Vish
On Feb 1, 2012, at 7:56 PM, Adam Young wrote:
As part of the effort to get LDAP support into Keystone Light, we
had a bit of a design discussion on IRC. The discussion focused on
Roles, and I would like to sum up what was said in that discussion.
When we talk about Roles, we mean the permissions a given user has
in a given tenant. As such, it is a three way relationship, and
LDAP does not handle those well. Group member ship is done using a
multivalued attribute, such that a Group has a list of users in an
attribute named "members." This cannot be extended to roles
directly, as the attribute would have to hold two values: the
user, and the role. One proposal was to do just that: to append
the role name on to the user name, and them as a single string
inside a single attribute.
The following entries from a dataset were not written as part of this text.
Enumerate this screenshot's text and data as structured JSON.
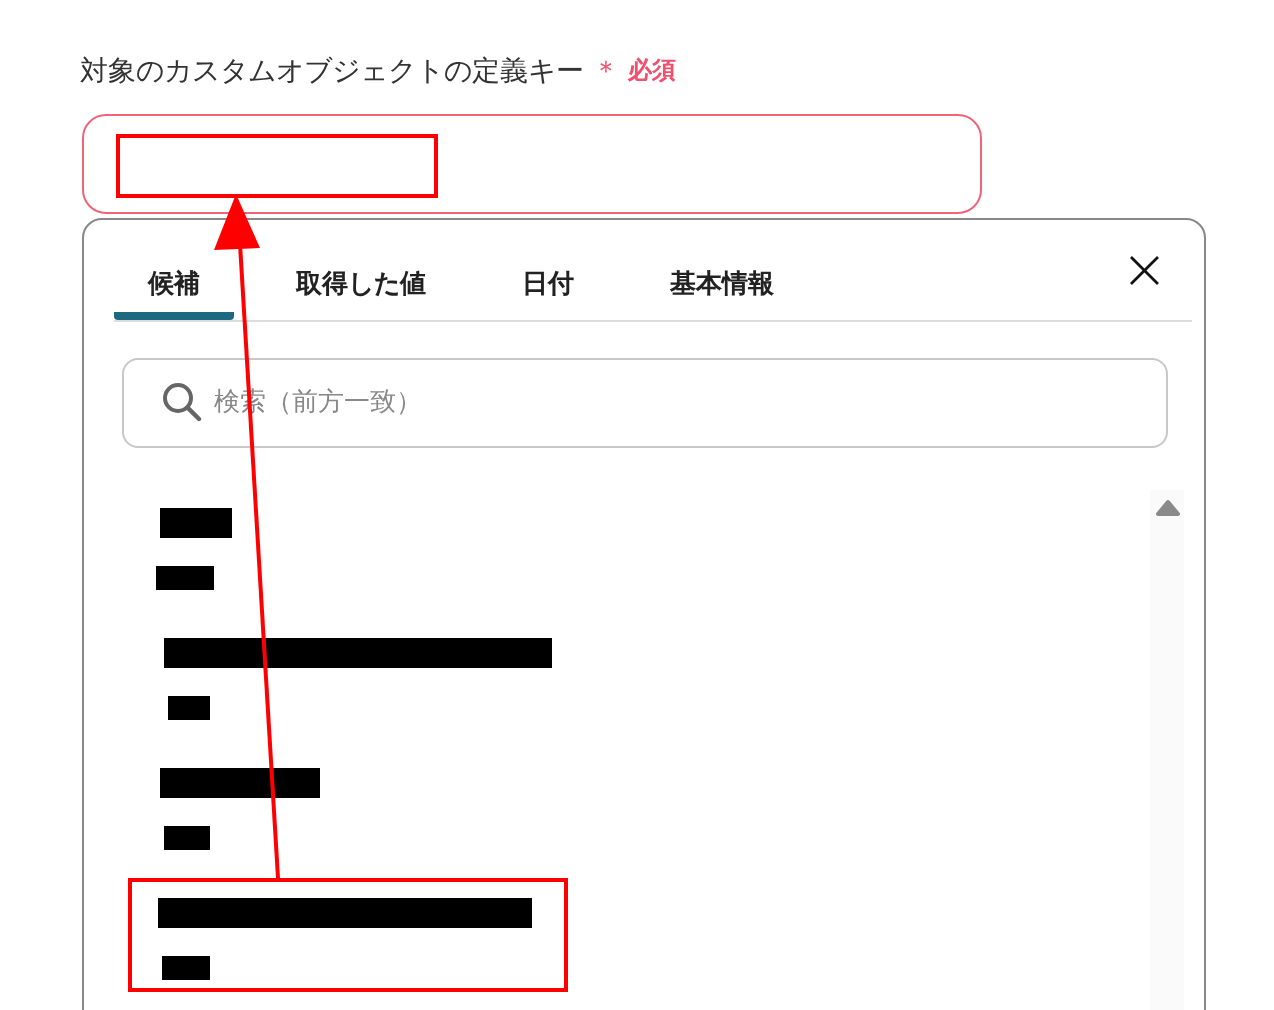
{
  "field": {
    "label": "対象のカスタムオブジェクトの定義キー",
    "required_mark": "＊",
    "required_text": "必須"
  },
  "tabs": [
    {
      "label": "候補",
      "selected": true
    },
    {
      "label": "取得した値",
      "selected": false
    },
    {
      "label": "日付",
      "selected": false
    },
    {
      "label": "基本情報",
      "selected": false
    }
  ],
  "close": {
    "symbol": "×"
  },
  "search": {
    "placeholder": "検索（前方一致）"
  },
  "candidates": [
    {
      "kind": "redacted"
    },
    {
      "kind": "redacted"
    },
    {
      "kind": "redacted"
    },
    {
      "kind": "redacted"
    }
  ]
}
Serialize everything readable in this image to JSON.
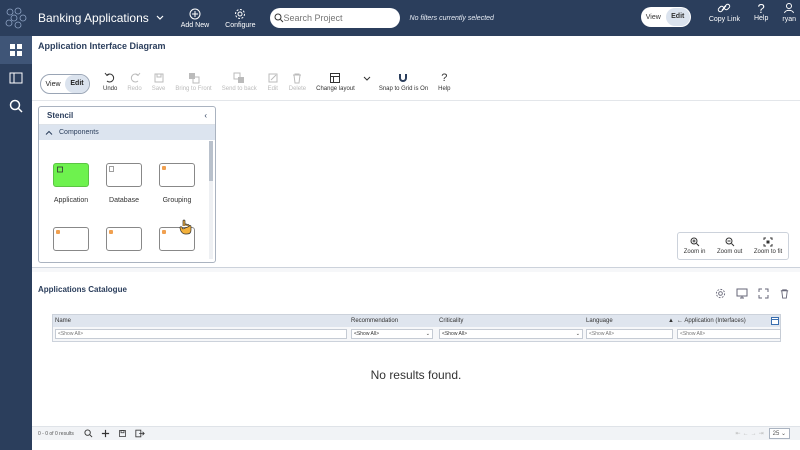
{
  "topbar": {
    "app_name": "Banking Applications",
    "add_new": "Add New",
    "configure": "Configure",
    "search_placeholder": "Search Project",
    "filters_text": "No filters currently selected",
    "view": "View",
    "edit": "Edit",
    "copy_link": "Copy Link",
    "help": "Help",
    "user": "ryan"
  },
  "sidebar": {
    "items": [
      "dashboard",
      "panel",
      "search-analytics"
    ]
  },
  "diagram": {
    "title": "Application Interface Diagram",
    "toolbar": {
      "view": "View",
      "edit": "Edit",
      "undo": "Undo",
      "redo": "Redo",
      "save": "Save",
      "bring_to_front": "Bring to Front",
      "send_to_back": "Send to back",
      "edit_tool": "Edit",
      "delete": "Delete",
      "change_layout": "Change layout",
      "snap_to_grid": "Snap to Grid is On",
      "help": "Help"
    },
    "stencil": {
      "title": "Stencil",
      "section": "Components",
      "shapes": [
        "Application",
        "Database",
        "Grouping",
        "",
        "",
        ""
      ]
    },
    "zoom": {
      "zoom_in": "Zoom in",
      "zoom_out": "Zoom out",
      "zoom_fit": "Zoom to fit"
    }
  },
  "catalogue": {
    "title": "Applications Catalogue",
    "columns": [
      "Name",
      "Recommendation",
      "Criticality",
      "Language",
      "← Application (Interfaces)"
    ],
    "filters": {
      "name": "<Show All>",
      "recommendation": "<Show All>",
      "criticality": "<Show All>",
      "language": "<Show All>",
      "interfaces": "<Show All>"
    },
    "empty": "No results found.",
    "footer": {
      "count": "0 - 0 of 0 results",
      "page_size": "25"
    }
  },
  "colors": {
    "nav": "#2b3e5c",
    "header_row": "#dfe5ee",
    "application_shape": "#6ef24e"
  }
}
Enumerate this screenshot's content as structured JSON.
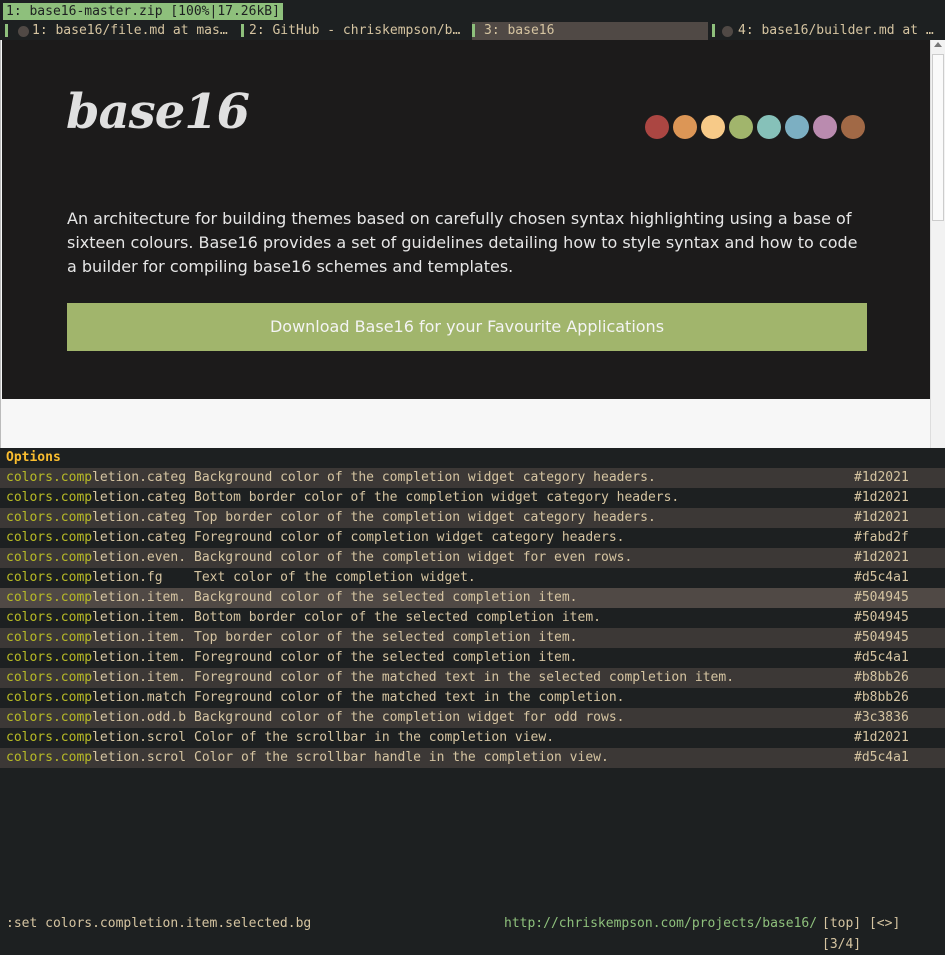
{
  "download": {
    "label": "1: base16-master.zip [100%|17.26kB]"
  },
  "tabs": [
    {
      "label": "1: base16/file.md at mas…"
    },
    {
      "label": "2: GitHub - chriskempson/b…"
    },
    {
      "label": "3: base16"
    },
    {
      "label": "4: base16/builder.md at …"
    }
  ],
  "page": {
    "logo": "base16",
    "swatch_colors": [
      "#ab4642",
      "#dc9656",
      "#f7ca88",
      "#a1b56c",
      "#86c1b9",
      "#7cafc2",
      "#ba8baf",
      "#a16946"
    ],
    "description": "An architecture for building themes based on carefully chosen syntax highlighting using a base of sixteen colours. Base16 provides a set of guidelines detailing how to style syntax and how to code a builder for compiling base16 schemes and templates.",
    "download_button": "Download Base16 for your Favourite Applications"
  },
  "completion": {
    "header": "Options",
    "match": "comp",
    "rows": [
      {
        "pre": "colors.",
        "match": "comp",
        "post": "letion.categ",
        "desc": "Background color of the completion widget category headers.",
        "value": "#1d2021"
      },
      {
        "pre": "colors.",
        "match": "comp",
        "post": "letion.categ",
        "desc": "Bottom border color of the completion widget category headers.",
        "value": "#1d2021"
      },
      {
        "pre": "colors.",
        "match": "comp",
        "post": "letion.categ",
        "desc": "Top border color of the completion widget category headers.",
        "value": "#1d2021"
      },
      {
        "pre": "colors.",
        "match": "comp",
        "post": "letion.categ",
        "desc": "Foreground color of completion widget category headers.",
        "value": "#fabd2f"
      },
      {
        "pre": "colors.",
        "match": "comp",
        "post": "letion.even.",
        "desc": "Background color of the completion widget for even rows.",
        "value": "#1d2021"
      },
      {
        "pre": "colors.",
        "match": "comp",
        "post": "letion.fg",
        "desc": "Text color of the completion widget.",
        "value": "#d5c4a1"
      },
      {
        "pre": "colors.",
        "match": "comp",
        "post": "letion.item.",
        "desc": "Background color of the selected completion item.",
        "value": "#504945"
      },
      {
        "pre": "colors.",
        "match": "comp",
        "post": "letion.item.",
        "desc": "Bottom border color of the selected completion item.",
        "value": "#504945"
      },
      {
        "pre": "colors.",
        "match": "comp",
        "post": "letion.item.",
        "desc": "Top border color of the selected completion item.",
        "value": "#504945"
      },
      {
        "pre": "colors.",
        "match": "comp",
        "post": "letion.item.",
        "desc": "Foreground color of the selected completion item.",
        "value": "#d5c4a1"
      },
      {
        "pre": "colors.",
        "match": "comp",
        "post": "letion.item.",
        "desc": "Foreground color of the matched text in the selected completion item.",
        "value": "#b8bb26"
      },
      {
        "pre": "colors.",
        "match": "comp",
        "post": "letion.match",
        "desc": "Foreground color of the matched text in the completion.",
        "value": "#b8bb26"
      },
      {
        "pre": "colors.",
        "match": "comp",
        "post": "letion.odd.b",
        "desc": "Background color of the completion widget for odd rows.",
        "value": "#3c3836"
      },
      {
        "pre": "colors.",
        "match": "comp",
        "post": "letion.scrol",
        "desc": "Color of the scrollbar in the completion view.",
        "value": "#1d2021"
      },
      {
        "pre": "colors.",
        "match": "comp",
        "post": "letion.scrol",
        "desc": "Color of the scrollbar handle in the completion view.",
        "value": "#d5c4a1"
      }
    ],
    "selected_index": 6
  },
  "statusbar": {
    "command": ":set colors.completion.item.selected.bg",
    "url": "http://chriskempson.com/projects/base16/",
    "position": "[top] [<>] [3/4]"
  }
}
A drawback to this approach is that the
LDAP rules have no way of enforcing that the values placed into the
concatenated string are valid values. Another drawback is that the
parsing of the string is then placed on the system that consumes the
roles.
Groups can be containers of other objects. As such, another
alternative is to put a collection of roles under the tenant group,
and then to add the user names to each of the roles. The drawback
to this approach is that the tenant then becomes a subtree, and the
management of subtrees is more involved in LDAP than the management
of single objects. /
/Roles tend to map to permissions on external objects. For example,
a role might indicate that a given user can create a new network
inside of quantum, or deploy a new template image into glance. If
the set of roles is known a-priori, they could be done as a set of
attributes on the tenant group. The drawback with this approach is
that making changes to the LDAP schema after deployment is generally
not allowed in large organizations, so adding a new role would be
impossible/.
If the objects being managed were entirely within the Directory
Server, one possible solution would be to use the Directory servers
access controls to manage who could do what. For example, in order
for a user to be able to create a new network, they wound need write
access to the networks collection for their tenancy. The reason we
cannot do that is that many of the objects are maintained in external
databases, and not in the directory server. Plus, the access
controls for LDAP are not guaranteed to be consistent across
different LDAP management systems.
/
One point that came up repeatedly is that different organizations are
going to have very different LDAP structures, and the Keystone
architecture would ideally be flexible enough to map to what any
given organization has implemented, albeit with some customization.